I have a pet peeve. If I give you a task that is important to me, do not pass that task off to someone else.
Pisses me off to no end when people do that!
This evening, I had a few things I wanted to straighten up and it would go faster if I wasn’t wearing baby Grace. My husband was relaxing on the couch. I went to hand her off to him. She was quiet and having, what I call, happy pleasant moments. She had a full belly and a clean butt so she would be fine for at least 15 minutes. As I went to hand my husband our daughter, a family member came over to us. My husband said that I should give the baby to that family member.
I. Was. PISSED! And thrown off. I was taken completely off guard by his response. Any other time the baby is having pleasant moments or even when she is crying, he comes to take her for a few moments.
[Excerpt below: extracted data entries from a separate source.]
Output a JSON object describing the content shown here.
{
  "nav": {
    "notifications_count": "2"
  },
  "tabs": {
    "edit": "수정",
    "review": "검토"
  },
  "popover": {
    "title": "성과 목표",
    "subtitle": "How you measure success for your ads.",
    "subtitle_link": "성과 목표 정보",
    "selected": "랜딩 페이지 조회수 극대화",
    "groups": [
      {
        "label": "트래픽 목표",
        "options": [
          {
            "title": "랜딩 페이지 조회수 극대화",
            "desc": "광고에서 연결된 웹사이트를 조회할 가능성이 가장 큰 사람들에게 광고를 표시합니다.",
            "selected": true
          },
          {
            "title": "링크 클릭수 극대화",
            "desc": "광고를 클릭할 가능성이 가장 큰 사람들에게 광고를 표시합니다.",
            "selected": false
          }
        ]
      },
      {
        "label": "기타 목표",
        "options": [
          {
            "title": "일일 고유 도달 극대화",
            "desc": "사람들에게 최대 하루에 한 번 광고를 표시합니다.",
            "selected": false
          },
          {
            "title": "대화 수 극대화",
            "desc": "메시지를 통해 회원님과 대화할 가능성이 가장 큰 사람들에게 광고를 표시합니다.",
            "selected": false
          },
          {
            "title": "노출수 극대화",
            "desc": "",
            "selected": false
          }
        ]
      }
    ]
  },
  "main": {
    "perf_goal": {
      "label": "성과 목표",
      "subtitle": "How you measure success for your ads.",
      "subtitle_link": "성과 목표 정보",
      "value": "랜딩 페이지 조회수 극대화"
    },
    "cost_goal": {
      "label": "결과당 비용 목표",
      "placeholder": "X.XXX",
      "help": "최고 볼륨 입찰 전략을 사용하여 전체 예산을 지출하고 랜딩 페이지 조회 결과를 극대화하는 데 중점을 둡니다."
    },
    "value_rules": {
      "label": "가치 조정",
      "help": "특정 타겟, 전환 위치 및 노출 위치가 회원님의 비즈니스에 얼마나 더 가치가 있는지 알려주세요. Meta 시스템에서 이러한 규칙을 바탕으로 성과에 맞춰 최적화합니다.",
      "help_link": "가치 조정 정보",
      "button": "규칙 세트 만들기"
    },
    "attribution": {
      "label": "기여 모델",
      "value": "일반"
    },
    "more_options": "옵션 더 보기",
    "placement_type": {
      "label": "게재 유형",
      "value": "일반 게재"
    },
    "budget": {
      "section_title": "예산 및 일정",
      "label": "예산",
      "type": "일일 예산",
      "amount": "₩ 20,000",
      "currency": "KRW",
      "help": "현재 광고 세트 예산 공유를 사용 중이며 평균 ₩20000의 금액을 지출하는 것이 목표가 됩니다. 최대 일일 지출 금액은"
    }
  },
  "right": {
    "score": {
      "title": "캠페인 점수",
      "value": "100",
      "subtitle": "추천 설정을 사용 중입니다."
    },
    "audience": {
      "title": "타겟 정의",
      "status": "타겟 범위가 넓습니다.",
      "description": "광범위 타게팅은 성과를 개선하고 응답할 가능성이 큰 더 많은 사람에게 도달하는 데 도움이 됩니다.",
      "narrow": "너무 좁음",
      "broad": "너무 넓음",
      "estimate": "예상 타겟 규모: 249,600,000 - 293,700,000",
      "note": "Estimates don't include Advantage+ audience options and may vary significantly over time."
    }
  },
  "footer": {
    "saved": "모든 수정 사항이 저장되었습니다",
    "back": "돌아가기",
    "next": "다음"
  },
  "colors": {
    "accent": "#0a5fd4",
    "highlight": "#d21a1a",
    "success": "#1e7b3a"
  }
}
I totally expected him to jump at the chance for a longer period of time with her. I did NOT want to hear, “hand her to so-and-so.”
Praise God, the family member said it was up to me what I wanted to do. I said, emphatically, that I wanted the baby go to to her father. The family member kissed the baby and walked away. My husband kept the baby until she needed to nurse again.
I had a chip on my shoulder for the remainder of the evening. What just transpired has happened before but I felt obligated to hand off my baby even though it went against everything in me. I almost handed her off again this evening. I am salty with myself for even thinking that I didn’t have a choice in the matter and that I didn’t speak up first.
I was also angry with my husband for even suggesting that I hand her off. He is her father! I was giving him our daughter not the to be passed up on. I held on to that anger for the rest of the night. I kept thinking how I was going to bring it to his attention. I played scenarios over and over in my head. It consumed my evening.
Then it occurred to me. As far as my husband is concerned, the matter is over and done with. He wouldn’t even know what I was taking about if I brought it up to him. In his mind, he took the baby and that was that. End of story.
I need to let that be the end of the story too.